When your boat has been dry docked in storage for several months — after a long winter or a summer’s vacation away from the lake — you must not assume it is perfectly seaworthy the first time you take it out again. To do so, you need to perform several steps to prepare it for the water. Whether your craft is a sport fisher, ski tower or cabin cruiser, you can create a preparation checklist to address. Take this all-hands-on-deck approach to boat readiness.

The Hull

Carefully remove a cover if installed; be careful not to get dirt on the boat, which can impair your inspection. Check out your boat’s hull, your most important sink-or-swim task above all else.

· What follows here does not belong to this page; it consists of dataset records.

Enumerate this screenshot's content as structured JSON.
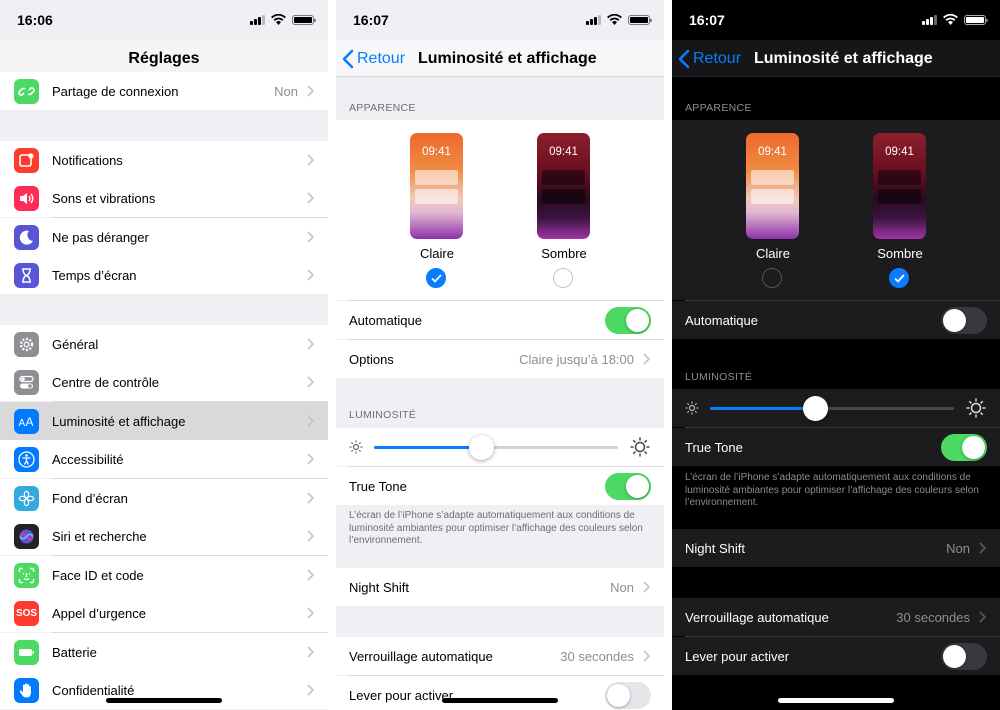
{
  "colors": {
    "accent": "#0a7cff",
    "toggle_on": "#4cd964"
  },
  "panels": {
    "settings": {
      "time": "16:06",
      "title": "Réglages",
      "items": [
        {
          "label": "Partage de connexion",
          "value": "Non",
          "icon": "chain-link-icon",
          "color": "#4cd964"
        },
        {
          "label": "Notifications",
          "icon": "notifications-icon",
          "color": "#ff3b30"
        },
        {
          "label": "Sons et vibrations",
          "icon": "speaker-icon",
          "color": "#ff2d55"
        },
        {
          "label": "Ne pas déranger",
          "icon": "moon-icon",
          "color": "#5856d6"
        },
        {
          "label": "Temps d’écran",
          "icon": "hourglass-icon",
          "color": "#5856d6"
        },
        {
          "label": "Général",
          "icon": "gear-icon",
          "color": "#8e8e93"
        },
        {
          "label": "Centre de contrôle",
          "icon": "switches-icon",
          "color": "#8e8e93"
        },
        {
          "label": "Luminosité et affichage",
          "icon": "text-size-icon",
          "color": "#007aff"
        },
        {
          "label": "Accessibilité",
          "icon": "accessibility-icon",
          "color": "#007aff"
        },
        {
          "label": "Fond d’écran",
          "icon": "flower-icon",
          "color": "#34aadc"
        },
        {
          "label": "Siri et recherche",
          "icon": "siri-icon",
          "color": "#222"
        },
        {
          "label": "Face ID et code",
          "icon": "face-id-icon",
          "color": "#4cd964"
        },
        {
          "label": "Appel d’urgence",
          "icon": "sos-icon",
          "icon_text": "SOS",
          "color": "#ff3b30"
        },
        {
          "label": "Batterie",
          "icon": "battery-icon",
          "color": "#4cd964"
        },
        {
          "label": "Confidentialité",
          "icon": "hand-icon",
          "color": "#007aff"
        }
      ]
    },
    "display_light": {
      "time": "16:07",
      "back": "Retour",
      "title": "Luminosité et affichage",
      "appearance_header": "APPARENCE",
      "phone_time": "09:41",
      "light_label": "Claire",
      "dark_label": "Sombre",
      "selected": "light",
      "automatic_label": "Automatique",
      "automatic_on": true,
      "options_label": "Options",
      "options_value": "Claire jusqu’à 18:00",
      "brightness_header": "LUMINOSITÉ",
      "brightness": 0.44,
      "true_tone_label": "True Tone",
      "true_tone_on": true,
      "true_tone_desc": "L’écran de l’iPhone s’adapte automatiquement aux conditions de luminosité ambiantes pour optimiser l’affichage des couleurs selon l’environnement.",
      "night_shift_label": "Night Shift",
      "night_shift_value": "Non",
      "auto_lock_label": "Verrouillage automatique",
      "auto_lock_value": "30 secondes",
      "raise_label": "Lever pour activer",
      "raise_on": false
    },
    "display_dark": {
      "time": "16:07",
      "back": "Retour",
      "title": "Luminosité et affichage",
      "appearance_header": "APPARENCE",
      "phone_time": "09:41",
      "light_label": "Claire",
      "dark_label": "Sombre",
      "selected": "dark",
      "automatic_label": "Automatique",
      "automatic_on": false,
      "brightness_header": "LUMINOSITÉ",
      "brightness": 0.43,
      "true_tone_label": "True Tone",
      "true_tone_on": true,
      "true_tone_desc": "L’écran de l’iPhone s’adapte automatiquement aux conditions de luminosité ambiantes pour optimiser l’affichage des couleurs selon l’environnement.",
      "night_shift_label": "Night Shift",
      "night_shift_value": "Non",
      "auto_lock_label": "Verrouillage automatique",
      "auto_lock_value": "30 secondes",
      "raise_label": "Lever pour activer",
      "raise_on": false
    }
  }
}
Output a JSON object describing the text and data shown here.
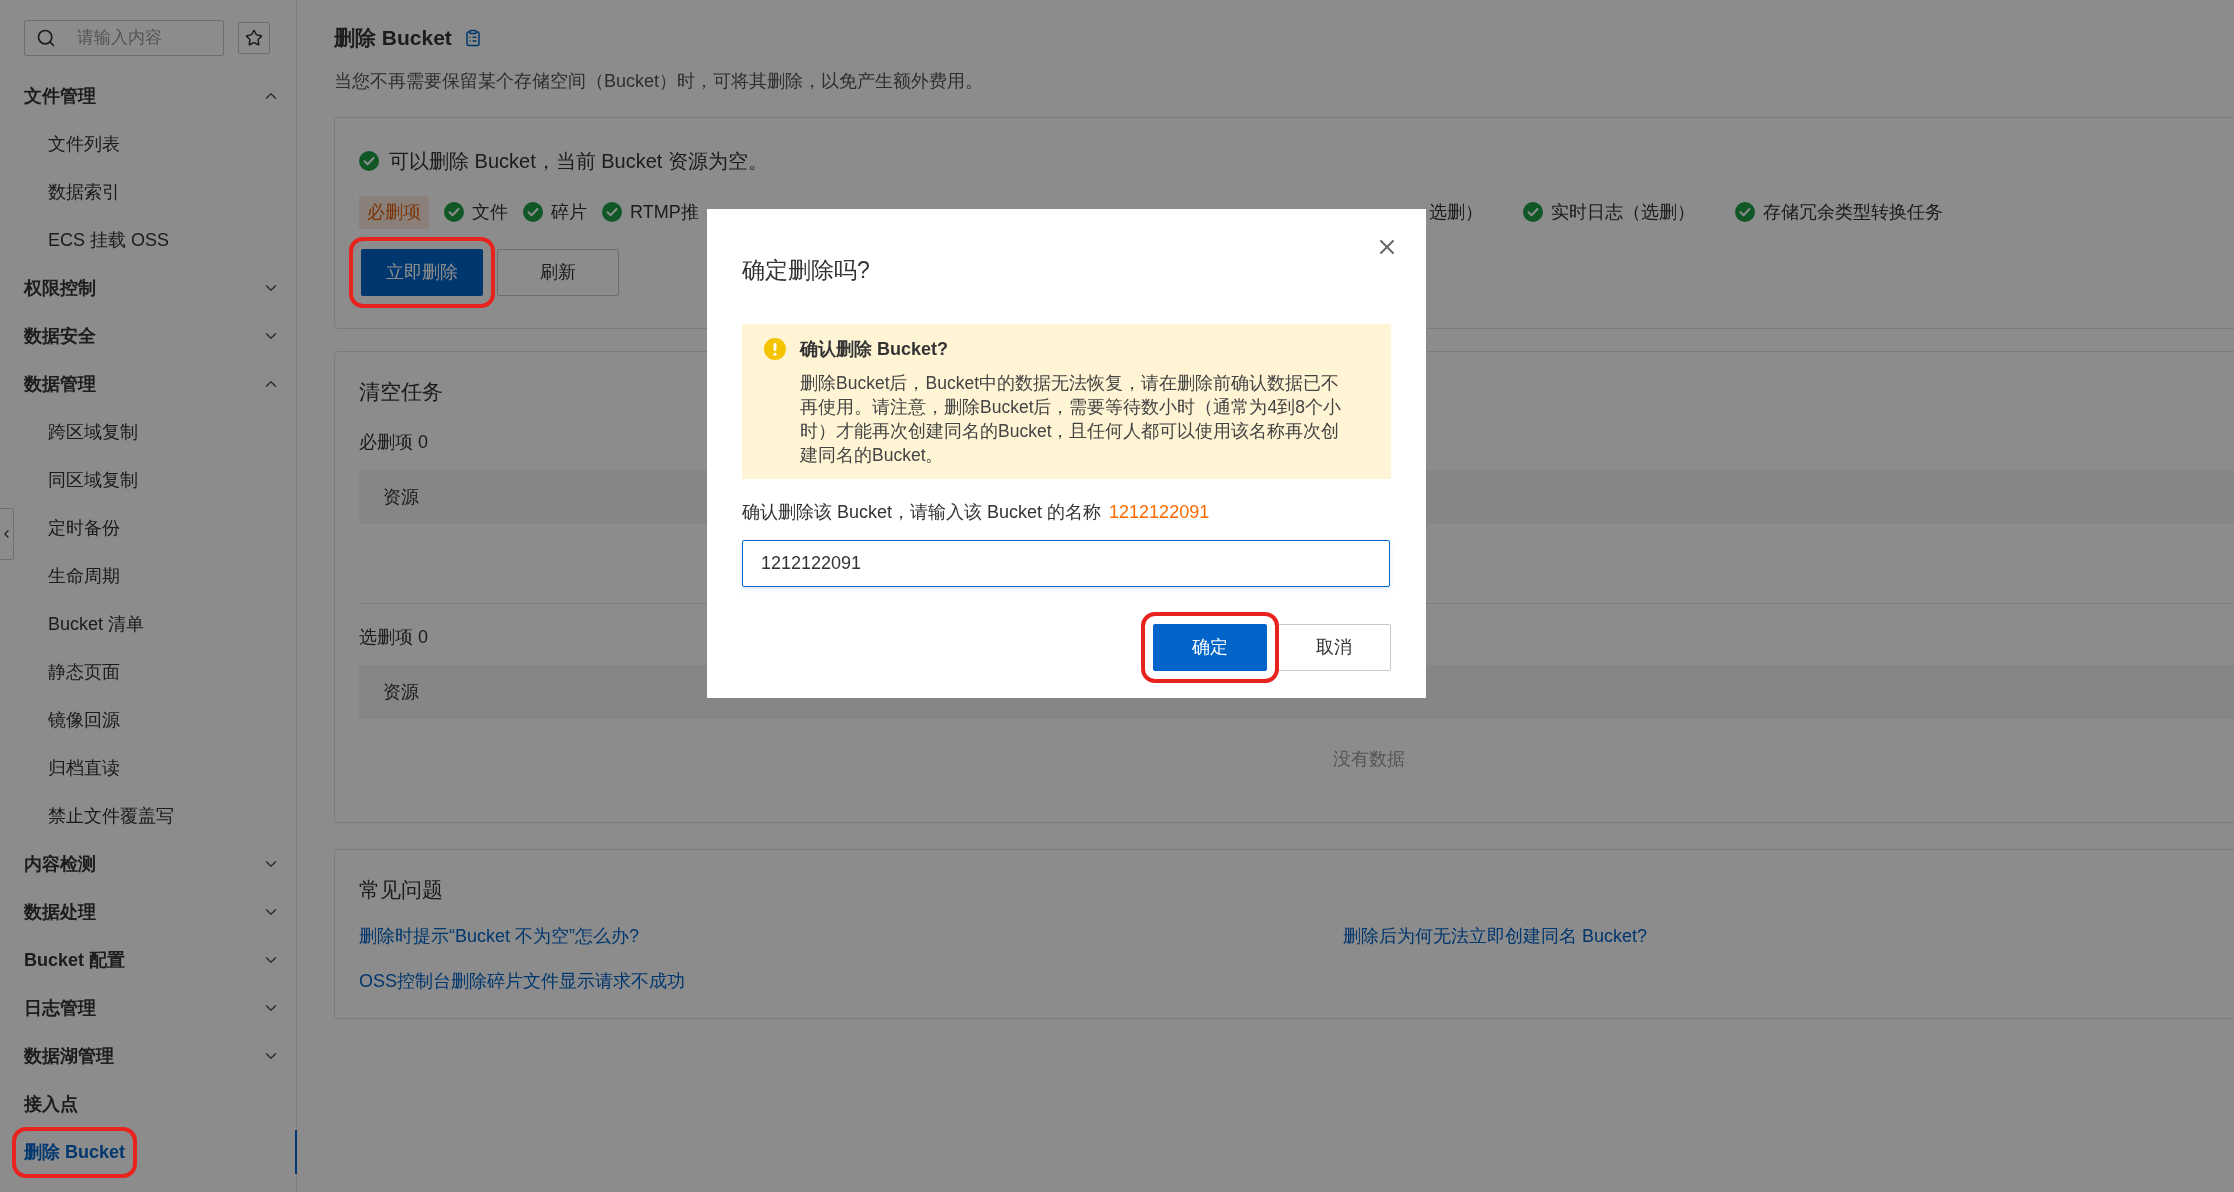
{
  "search": {
    "placeholder": "请输入内容"
  },
  "sidebar": {
    "items": [
      {
        "kind": "group",
        "label": "文件管理",
        "expanded": true,
        "children": [
          {
            "label": "文件列表",
            "selected": false
          },
          {
            "label": "数据索引",
            "selected": false
          },
          {
            "label": "ECS 挂载 OSS",
            "selected": false
          }
        ]
      },
      {
        "kind": "group",
        "label": "权限控制",
        "expanded": false
      },
      {
        "kind": "group",
        "label": "数据安全",
        "expanded": false
      },
      {
        "kind": "group",
        "label": "数据管理",
        "expanded": true,
        "children": [
          {
            "label": "跨区域复制",
            "selected": false
          },
          {
            "label": "同区域复制",
            "selected": false
          },
          {
            "label": "定时备份",
            "selected": false
          },
          {
            "label": "生命周期",
            "selected": false
          },
          {
            "label": "Bucket 清单",
            "selected": false
          },
          {
            "label": "静态页面",
            "selected": false
          },
          {
            "label": "镜像回源",
            "selected": false
          },
          {
            "label": "归档直读",
            "selected": false
          },
          {
            "label": "禁止文件覆盖写",
            "selected": false
          }
        ]
      },
      {
        "kind": "group",
        "label": "内容检测",
        "expanded": false
      },
      {
        "kind": "group",
        "label": "数据处理",
        "expanded": false
      },
      {
        "kind": "group",
        "label": "Bucket 配置",
        "expanded": false
      },
      {
        "kind": "group",
        "label": "日志管理",
        "expanded": false
      },
      {
        "kind": "group",
        "label": "数据湖管理",
        "expanded": false
      },
      {
        "kind": "link",
        "label": "接入点",
        "selected": false,
        "annotated": false
      },
      {
        "kind": "link",
        "label": "删除 Bucket",
        "selected": true,
        "annotated": true
      }
    ]
  },
  "page": {
    "title": "删除 Bucket",
    "description": "当您不再需要保留某个存储空间（Bucket）时，可将其删除，以免产生额外费用。"
  },
  "status": {
    "text": "可以删除 Bucket，当前 Bucket 资源为空。"
  },
  "checklist": {
    "left": [
      {
        "kind": "tag",
        "label": "必删项"
      },
      {
        "kind": "check",
        "label": "文件"
      },
      {
        "kind": "check",
        "label": "碎片"
      },
      {
        "kind": "check",
        "label": "RTMP推"
      }
    ],
    "right": [
      {
        "kind": "text",
        "label": "选删）"
      },
      {
        "kind": "check",
        "label": "实时日志（选删）"
      },
      {
        "kind": "check",
        "label": "存储冗余类型转换任务"
      }
    ]
  },
  "actions": [
    {
      "kind": "primary",
      "label": "立即删除",
      "annotated": true
    },
    {
      "kind": "secondary",
      "label": "刷新",
      "annotated": false
    }
  ],
  "cleanup": {
    "title": "清空任务",
    "sections": [
      {
        "label": "必删项 0",
        "columns": [
          "资源"
        ]
      },
      {
        "label": "选删项 0",
        "columns": [
          "资源"
        ],
        "empty_text": "没有数据"
      }
    ]
  },
  "faq": {
    "title": "常见问题",
    "links": [
      "删除时提示“Bucket 不为空”怎么办?",
      "删除后为何无法立即创建同名 Bucket?",
      "OSS控制台删除碎片文件显示请求不成功"
    ]
  },
  "dialog": {
    "title": "确定删除吗?",
    "alert": {
      "title": "确认删除 Bucket?",
      "body": "删除Bucket后，Bucket中的数据无法恢复，请在删除前确认数据已不再使用。请注意，删除Bucket后，需要等待数小时（通常为4到8个小时）才能再次创建同名的Bucket，且任何人都可以使用该名称再次创建同名的Bucket。"
    },
    "prompt": "确认删除该 Bucket，请输入该 Bucket 的名称",
    "bucket_name": "1212122091",
    "input_value": "1212122091",
    "buttons": [
      {
        "kind": "primary",
        "label": "确定",
        "annotated": true
      },
      {
        "kind": "secondary",
        "label": "取消",
        "annotated": false
      }
    ]
  }
}
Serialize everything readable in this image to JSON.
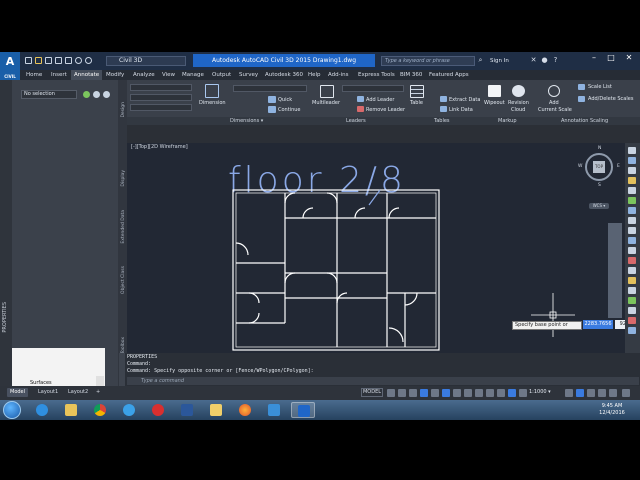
{
  "app": {
    "logo_text": "A",
    "logo_sub": "CIVIL",
    "workspace": "Civil 3D",
    "window_title": "Autodesk AutoCAD Civil 3D 2015   Drawing1.dwg",
    "search_placeholder": "Type a keyword or phrase",
    "sign_in": "Sign In",
    "window_controls": [
      "–",
      "□",
      "✕"
    ]
  },
  "ribbon_tabs": [
    "Home",
    "Insert",
    "Annotate",
    "Modify",
    "Analyze",
    "View",
    "Manage",
    "Output",
    "Survey",
    "Autodesk 360",
    "Help",
    "Add-ins",
    "Express Tools",
    "BIM 360",
    "Featured Apps"
  ],
  "active_tab": "Annotate",
  "ribbon": {
    "dimension_label": "Dimension",
    "quick_label": "Quick",
    "continue_label": "Continue",
    "multileader_label": "Multileader",
    "add_leader_label": "Add Leader",
    "remove_leader_label": "Remove Leader",
    "table_label": "Table",
    "extract_data_label": "Extract Data",
    "link_data_label": "Link Data",
    "wipeout_label": "Wipeout",
    "revision_cloud_label": "Revision",
    "revision_cloud_label2": "Cloud",
    "add_current_scale_label": "Add",
    "add_current_scale_label2": "Current Scale",
    "scale_list_label": "Scale List",
    "add_delete_scales_label": "Add/Delete Scales",
    "panels": [
      "Dimensions ▾",
      "Leaders",
      "Tables",
      "Markup",
      "Annotation Scaling"
    ]
  },
  "left_palette": {
    "selection": "No selection",
    "properties_label": "PROPERTIES",
    "tree_item": "Surfaces",
    "vertical_tabs": [
      "Design",
      "Display",
      "Extended Data",
      "Object Class",
      "Toolbox"
    ]
  },
  "canvas": {
    "viewport_label": "[-][Top][2D Wireframe]",
    "drawing_title": "floor 2/8",
    "viewcube_top": "TOP",
    "compass": {
      "n": "N",
      "s": "S",
      "e": "E",
      "w": "W"
    },
    "wcs": "WCS ▾",
    "prompt_tip": "Specify base point or",
    "coord1": "2283.7656",
    "coord2": "923.388",
    "view_controls": "– □ ✕",
    "ucs_label": "Y"
  },
  "command": {
    "history": [
      "PROPERTIES",
      "Command:",
      "Command: Specify opposite corner or [Fence/WPolygon/CPolygon]:"
    ],
    "input_placeholder": "Type a command"
  },
  "status": {
    "layout_tabs": [
      "Model",
      "Layout1",
      "Layout2"
    ],
    "active_layout": "Model",
    "add_tab": "+",
    "model_button": "MODEL",
    "scale": "1:1000 ▾"
  },
  "taskbar": {
    "time": "9:45 AM",
    "date": "12/4/2016"
  },
  "colors": {
    "accent": "#1f66c8",
    "canvas_bg": "#222834",
    "drawing_lines": "#ffffff",
    "title_text": "#8aa8e6"
  }
}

Look for cracks both at the seams and on the body overall. Try this tip: run your hand over every section during the day, and use a flashlight again at night — both measures will cause any imperfections to jump out.

The Engine

Few occurrences ruin a day on the water than having to get a rescue tow back to shore. Ideally, you prepped your boat’s motor before storing by removing the batteries and draining fluids and lines. Collect your replacement parts for boats and change out as necessary; then refill gas, oil and hydraulic containers and reinstall the battery. After connecting a water line, turn over the engine

The Remaining Structure

Next, eye the deck, cabin or other interior spaces. Tighten loose fittings and clean off gunk and grime, especially mold and algae. Pull cushions and Bimini tops from storage and wash as necessary. Using fine steel wool, sand of any rust that has formed. Finally, wax fiberglass surfaces and stain your deck or other teak pieces.

A Safety Overview

For both the health of your passengers and to avoid getting a citation, perform a safety check. First, make certain your running lights operate. Next, inspect anti-slip strips on the deck and rear running boards. Finally, after reviewing local and state regulations, replenish life jackets, fire extinguishers, flares and other required safety equipment.

The Trailer

If you cart your boat to the water, your trailer needs to be roadworthy. Check the tires for wear and proper inflation. Evaluate the hitch connection to your truck or car: Review all the steps necessary to make the connection, and make sure your is secure. Once you have connected all the pieces, have a partner step on the car’s brakes so you can gauge whether the brake and signal lights work.

Boating should be a stress-free, fun event, but only if your boat is ready for the water. You can ensure your boat is seaworthy by performing a few simple tasks after long-term storage.